Hawkish Fed and Inflation Shadows Remain Concerns

However, the path higher is not without obstacles. Barclays cautioned in its report that rising inflation concerns and a strong labor market have sparked worries about potential Federal Reserve interest rate hikes, which could erode stock market performance. The new Fed Chair Wash maintained the interest rate at 3.50%–3.75% during the June policy meeting, but his "debut" sent a clear hawkish signal. The statement was significantly condensed, and forward guidance and accommodative language were removed. The dot plot showed the median 2026 rate projection rising to 3.8%, a 40 basis point increase from March.

According to LSEG data, traders are increasingly leaning towards betting on two Fed rate hikes within the year. Beyond the potential for higher borrowing costs, Barclays also pointed out that market concerns about massive AI investment and consumer spending persist, leading the firm to maintain its "negative" rating on the consumer sector. However, the firm added that improving tech earnings prospects and a more solid industrial base are helping to partially offset concerns about consumer spending.

Regarding sector allocation, Barclays downgraded the financial sector to "neutral" and upgraded the healthcare sector to "neutral." Stifel's Carroll prefers a long-term allocation to cyclical sectors, including energy, industrials, materials, and select semiconductors and computer hardware.

Currently, the market is closely watching the earnings report from Micron Technology Inc (NASDAQ: MU), scheduled for release after the U.S. market closes on Wednesday.
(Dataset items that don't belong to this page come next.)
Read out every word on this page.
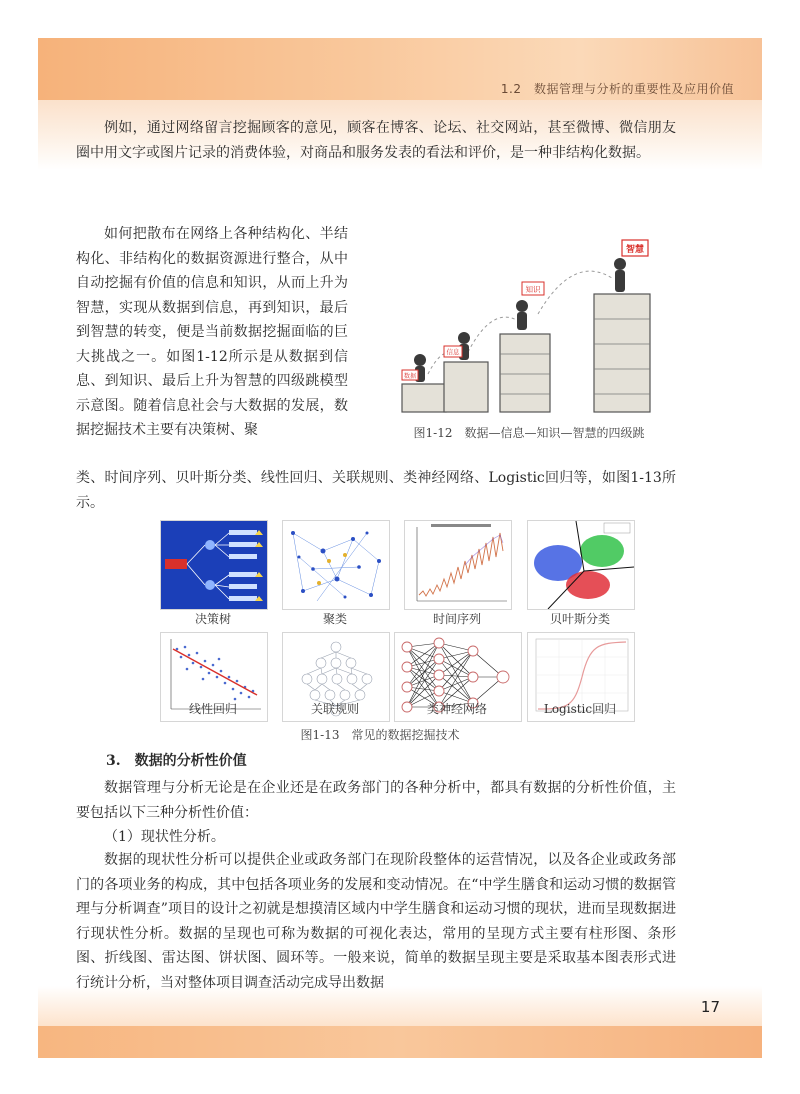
1.2　数据管理与分析的重要性及应用价值
17

例如，通过网络留言挖掘顾客的意见，顾客在博客、论坛、社交网站，甚至微博、微信朋友圈中用文字或图片记录的消费体验，对商品和服务发表的看法和评价，是一种非结构化数据。

如何把散布在网络上各种结构化、半结构化、非结构化的数据资源进行整合，从中自动挖掘有价值的信息和知识，从而上升为智慧，实现从数据到信息，再到知识，最后到智慧的转变，便是当前数据挖掘面临的巨大挑战之一。如图1-12所示是从数据到信息、到知识、最后上升为智慧的四级跳模型示意图。随着信息社会与大数据的发展，数据挖掘技术主要有决策树、聚

数据
信息
知识
智慧
图1-12　数据—信息—知识—智慧的四级跳

类、时间序列、贝叶斯分类、线性回归、关联规则、类神经网络、Logistic回归等，如图1-13所示。

决策树	聚类	时间序列	贝叶斯分类
线性回归	关联规则	类神经网络	Logistic回归
图1-13　常见的数据挖掘技术
3.　数据的分析性价值

数据管理与分析无论是在企业还是在政务部门的各种分析中，都具有数据的分析性价值，主要包括以下三种分析性价值：

（1）现状性分析。

数据的现状性分析可以提供企业或政务部门在现阶段整体的运营情况，以及各企业或政务部门的各项业务的构成，其中包括各项业务的发展和变动情况。在“中学生膳食和运动习惯的数据管理与分析调查”项目的设计之初就是想摸清区域内中学生膳食和运动习惯的现状，进而呈现数据进行现状性分析。数据的呈现也可称为数据的可视化表达，常用的呈现方式主要有柱形图、条形图、折线图、雷达图、饼状图、圆环等。一般来说，简单的数据呈现主要是采取基本图表形式进行统计分析，当对整体项目调查活动完成导出数据
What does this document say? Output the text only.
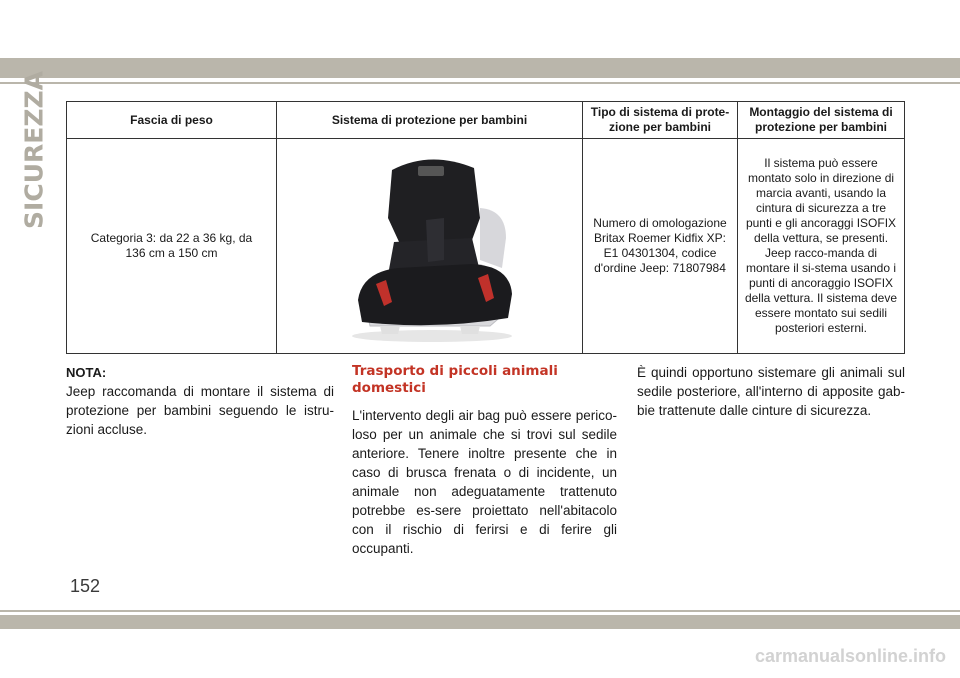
SICUREZZA	Fascia di peso	Sistema di protezione per bambini	Tipo di sistema di prote-
zione per bambini	Montaggio del sistema di
protezione per bambini
Categoria 3: da 22 a 36 kg, da 136 cm a 150 cm		Numero di omologazione Britax Roemer Kidfix XP: E1 04301304, codice d'ordine Jeep: 71807984	Il sistema può essere montato solo in direzione di marcia avanti, usando la cintura di sicurezza a tre punti e gli ancoraggi ISOFIX della vettura, se presenti. Jeep racco-manda di montare il si-stema usando i punti di ancoraggio ISOFIX della vettura. Il sistema deve essere montato sui sedili posteriori esterni.
NOTA:

Jeep raccomanda di montare il sistema di protezione per bambini seguendo le istru-zioni accluse.

Trasporto di piccoli animali domestici

L'intervento degli air bag può essere perico-loso per un animale che si trovi sul sedile anteriore. Tenere inoltre presente che in caso di brusca frenata o di incidente, un animale non adeguatamente trattenuto potrebbe es-sere proiettato nell'abitacolo con il rischio di ferirsi e di ferire gli occupanti.

È quindi opportuno sistemare gli animali sul sedile posteriore, all'interno di apposite gab-bie trattenute dalle cinture di sicurezza.

152
carmanualsonline.info
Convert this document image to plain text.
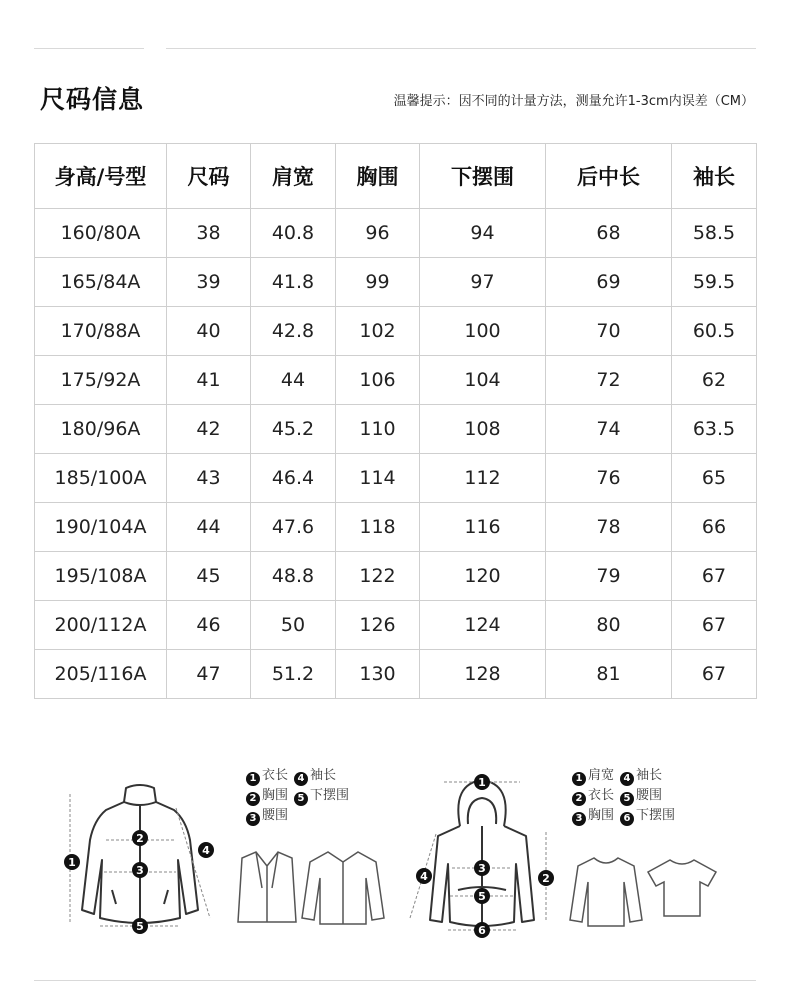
尺码信息	温馨提示：因不同的计量方法，测量允许1-3cm内误差（CM）
身高/号型	尺码	肩宽	胸围	下摆围	后中长	袖长
160/80A	38	40.8	96	94	68	58.5
165/84A	39	41.8	99	97	69	59.5
170/88A	40	42.8	102	100	70	60.5
175/92A	41	44	106	104	72	62
180/96A	42	45.2	110	108	74	63.5
185/100A	43	46.4	114	112	76	65
190/104A	44	47.6	118	116	78	66
195/108A	45	48.8	122	120	79	67
200/112A	46	50	126	124	80	67
205/116A	47	51.2	130	128	81	67
1
2
3
4
5
1 衣长 4 袖长
2 胸围 5 下摆围
3 腰围
1
2
3
4
5
6
1 肩宽 4 袖长
2 衣长 5 腰围
3 胸围 6 下摆围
Analysts believe its performance could provide important clues about the outlook for the memory chip and AI chip industries following their significant gains this year.

Additionally, the Personal Consumption Expenditures (PCE) price index data—the Fed's preferred inflation gauge—set for release on Thursday will also be a key market focus. As of Tuesday's close, the S&P 500 index is still up approximately 9.2% year-to-date.